La curatrice del progetto, Trisha Telep, le risponde così: «bella la tua storia, però dovresti far diventare femmina uno dei protagonisti, altrimenti la casa editrice non la accetterà mai…  in fondo questa non è un’antologia sulla sessualità alternativa». (Per chi ci segue da casa: sì, è l’equivalente gay di «non sono razzista, ho un amico nero».) La richiesta viene considerata assurda e offensiva, tanto più che le linee-guida passate agli autori non vietano affatto il contenuto omosessuale: si chiede solo di non scrivere cose troppo spinte, mentre il tono generale viene definito «dark, con qualche elemento romantico». Jessica Verday precisa che la sua storia è G-rated (ovvero, il visto di censura per tutti), che dentro ci sono «tre baci e una parolaccia», dice arrivederci e racconta tutto via blog.

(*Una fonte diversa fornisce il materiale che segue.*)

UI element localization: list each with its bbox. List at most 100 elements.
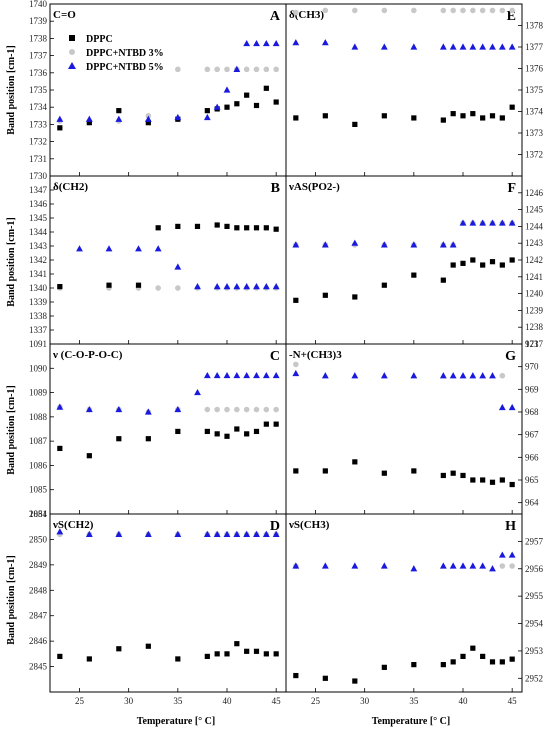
x-tick-label: 40 <box>223 696 233 706</box>
point-ntbd-5 <box>223 371 231 379</box>
point-dppc <box>440 472 446 479</box>
y-tick-label: 1342 <box>29 255 47 265</box>
point-dppc <box>460 472 466 479</box>
point-ntbd-5 <box>410 43 418 50</box>
point-dppc <box>263 85 269 91</box>
point-dppc <box>470 477 476 483</box>
panels-layer: 1730 1731 1732 1733 1734 1735 1736 1737 1738 1739… <box>29 0 544 706</box>
point-ntbd-5 <box>449 372 457 379</box>
y-tick-label: 2952 <box>525 673 543 683</box>
y-tick-label: 1740 <box>29 0 48 9</box>
panel-title: δ(CH2) <box>53 181 88 193</box>
point-ntbd-5 <box>380 372 388 379</box>
point-dppc <box>224 104 230 110</box>
point-dppc <box>470 257 476 263</box>
y-tick-label: 1341 <box>29 269 47 279</box>
y-tick-label: 1343 <box>29 241 48 251</box>
y-tick-label: 1090 <box>29 363 48 373</box>
point-ntbd-5 <box>292 39 300 46</box>
y-tick-label: 2957 <box>525 536 544 546</box>
point-dppc <box>381 664 387 670</box>
point-dppc <box>480 262 486 268</box>
panel-G: 964 965 966 967 968 969 970 971 -N+(CH3)3 G <box>285 339 539 515</box>
point-ntbd-5 <box>262 283 270 290</box>
point-dppc <box>145 436 151 442</box>
y-tick-label: 1242 <box>525 255 543 265</box>
panel-frame <box>49 175 287 345</box>
point-dppc <box>470 645 476 651</box>
point-ntbd-5 <box>321 241 329 248</box>
x-tick-label: 35 <box>173 696 183 706</box>
point-ntbd-3 <box>479 7 486 14</box>
y-tick-label: 1091 <box>29 339 47 349</box>
point-dppc <box>509 656 515 662</box>
panel-frame <box>285 3 523 177</box>
point-dppc <box>352 294 358 300</box>
point-dppc <box>273 651 279 657</box>
y-tick-label: 966 <box>525 452 539 462</box>
panel-C: 1084 1085 1086 1087 1088 1089 1090 1091 ν (C-O-P… <box>29 339 287 519</box>
point-ntbd-3 <box>175 285 181 291</box>
y-tick-label: 970 <box>525 362 539 372</box>
point-ntbd-5 <box>479 562 487 569</box>
point-ntbd-3 <box>214 66 220 73</box>
point-dppc <box>450 470 456 476</box>
panel-letter: F <box>507 181 516 196</box>
panel-A: 1730 1731 1732 1733 1734 1735 1736 1737 1738 1739… <box>29 0 287 181</box>
point-dppc <box>489 479 496 485</box>
point-dppc <box>234 426 240 432</box>
y-tick-label: 2851 <box>29 509 47 519</box>
legend: DPPC DPPC+NTBD 3% DPPC+NTBD 5% <box>68 34 164 73</box>
point-ntbd-3 <box>273 66 279 73</box>
point-dppc <box>352 678 358 684</box>
point-dppc <box>263 421 269 427</box>
point-ntbd-5 <box>174 113 182 121</box>
point-ntbd-3 <box>440 7 447 14</box>
point-dppc <box>411 272 417 278</box>
point-dppc <box>204 653 210 659</box>
point-dppc <box>263 225 269 231</box>
point-ntbd-5 <box>272 371 280 379</box>
point-ntbd-5 <box>498 43 506 50</box>
point-ntbd-5 <box>459 372 467 379</box>
point-ntbd-5 <box>469 372 477 379</box>
point-dppc <box>57 125 63 131</box>
y-tick-label: 969 <box>525 384 539 394</box>
point-ntbd-5 <box>56 528 64 535</box>
point-ntbd-5 <box>223 86 231 93</box>
point-dppc <box>322 292 328 298</box>
point-ntbd-3 <box>204 406 211 413</box>
point-dppc <box>244 225 250 231</box>
point-ntbd-5 <box>262 39 270 47</box>
point-dppc <box>253 648 260 654</box>
y-tick-label: 2849 <box>29 560 48 570</box>
point-dppc <box>322 468 328 474</box>
panel-B: 1337 1338 1339 1340 1341 1342 1343 1344 1345 1346… <box>29 175 287 345</box>
point-dppc <box>273 226 279 232</box>
point-ntbd-5 <box>85 405 93 413</box>
point-dppc <box>509 257 515 263</box>
panel-frame <box>49 3 287 177</box>
point-dppc <box>440 277 446 283</box>
y-axis-label-2: Band position [cm-1] <box>6 217 17 306</box>
legend-label: DPPC <box>86 34 113 45</box>
panel-frame <box>49 513 287 693</box>
y-tick-label: 1344 <box>29 227 48 237</box>
point-ntbd-3 <box>509 7 515 14</box>
y-tick-label: 967 <box>525 430 539 440</box>
point-ntbd-5 <box>115 115 123 122</box>
legend-marker-dppc <box>69 35 75 41</box>
point-ntbd-3 <box>460 7 466 14</box>
point-dppc <box>293 468 299 474</box>
point-dppc <box>86 120 92 126</box>
point-ntbd-5 <box>489 565 496 572</box>
point-ntbd-5 <box>203 371 211 379</box>
point-dppc <box>381 282 387 288</box>
point-ntbd-5 <box>351 372 359 379</box>
point-ntbd-3 <box>293 361 299 368</box>
y-tick-label: 965 <box>525 475 539 485</box>
point-dppc <box>86 453 92 459</box>
x-tick-label: 45 <box>508 696 518 706</box>
point-dppc <box>470 111 476 117</box>
point-ntbd-5 <box>223 530 231 537</box>
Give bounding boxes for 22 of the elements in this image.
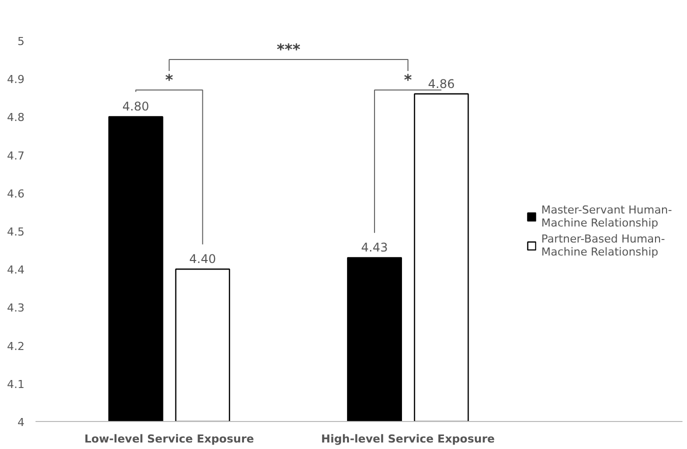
y-tick-label: 4.2 [7, 340, 25, 353]
y-tick-label: 4.9 [7, 73, 25, 86]
y-tick-label: 4.8 [7, 111, 25, 124]
x-tick-label: High-level Service Exposure [321, 432, 495, 446]
annotation: * [404, 71, 412, 90]
annotation: * [165, 71, 174, 90]
data-label: 4.80 [122, 100, 150, 114]
y-tick-label: 4.6 [7, 187, 25, 200]
x-tick-label: Low-level Service Exposure [84, 432, 254, 446]
y-tick-label: 4.7 [7, 149, 25, 162]
y-tick-label: 4.4 [7, 264, 25, 277]
data-label: 4.43 [361, 240, 388, 255]
y-tick-label: 5 [18, 35, 24, 48]
y-tick-label: 4.3 [7, 302, 25, 315]
y-tick-label: 4 [18, 416, 24, 429]
data-label: 4.40 [189, 252, 216, 266]
y-tick-label: 4.5 [7, 226, 25, 238]
legend-label: Master-Servant Human-Machine Relationship [541, 203, 672, 229]
legend-label: Partner-Based Human-Machine Relationship [541, 232, 665, 258]
annotation: *** [276, 40, 300, 59]
data-label: 4.86 [428, 76, 455, 91]
y-tick-label: 4.1 [7, 378, 25, 391]
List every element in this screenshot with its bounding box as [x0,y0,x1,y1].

Dopo di lei, in pochi giorni, dieci autori si ritirano da Wicked Pretty Things. Dieci autori che usano i loro blog e i loro account su Twitter per spiegare in tempo reale cosa sta succedendo, e a ogni autore corrisponde un gruppo di lettori più o meno numerosi, ma compatti nel dire «questa è omofobia, noi stiamo con voi». L’effetto domino arriva a toccare molti scrittori che con l’antologia non c’entrano nulla: Melissa Marr scrive «ho saputo che pubblicizzano la cosa con la frase un taglio alla Melissa Marr, adesso mi sentono»; altri abbandonano progetti diversi della stessa curatrice, oppure dicono «non me ne vado solo perché hanno già stampato le prime copie». A sorpresa, Trisha Telep si addossa tutta la colpa, sempre via blog: ha peccato per eccessiva cautela, anticipando (male) le possibili obiezioni di Running Press a quel singolo racconto. (Parentesi: davvero avrebbero detto di no a un’autrice da classifica del New York Times? S’apra il dibattito.) Poi però l’editore fa il bulletto su Publisher’s Weekly, sganciando il più classico dei non-argomenti («omofobo? Io? Ma se sono gay!») e prendendo le distanze sia da Trisha Telep sia dagli autori in fuga, dipinti come una massa di ragazzette isteriche che firmano contratti senza leggerli. (Abbiamo una scansione del contratto? Abbiamo la scansione del contratto.) Certo, perché no homo è un marchio di cui vanno fieri solo gli ultra-cristiani di fascia bassa. La realtà è un po’ diversa. Infatti un autore che chiede di restare anonimo contatta la blogger più presente nel seguire la questione (Cleolinda Jones) e spiega che già in passato lo stesso team curatrice/editore aveva chiesto/ordinato di «togliere il gay» da un testo.

Morale della favola: dieci autori sui previsti tredici sbattono la porta nel modo più pubblico possibile, l’antologia viene cancellata.

L’episodio rischia di essere preso meno sul serio di quanto merita, dato che lo sfondo è una serie di racconti a tema  fairies – esatto, le fate. (Ascoltiamo il parere di Sookie Stackhouse.) Quello che ne rimane è una comunità di scrittori e di consumatori molto più sereni rispetto a chi li pubblica e li rifornisce. E che non vedono nulla di strano se un amore (peraltro casto) tra persone dello stesso sesso finisce in un’antologia «di genere» mirata agli adolescenti. Una di quei dieci autori, Seanan McGuire, se n’è andata raccontando quanto fosse stato importante per lei trovare anche personaggi e affetti non etero nelle storie che leggeva da ragazza. «Potevo mostrare quei libri a mia madre dicendole, vedi, non riguarda soltanto me, e non è poi la fine del mondo, e non è l’unica cosa che mi definisce come persona».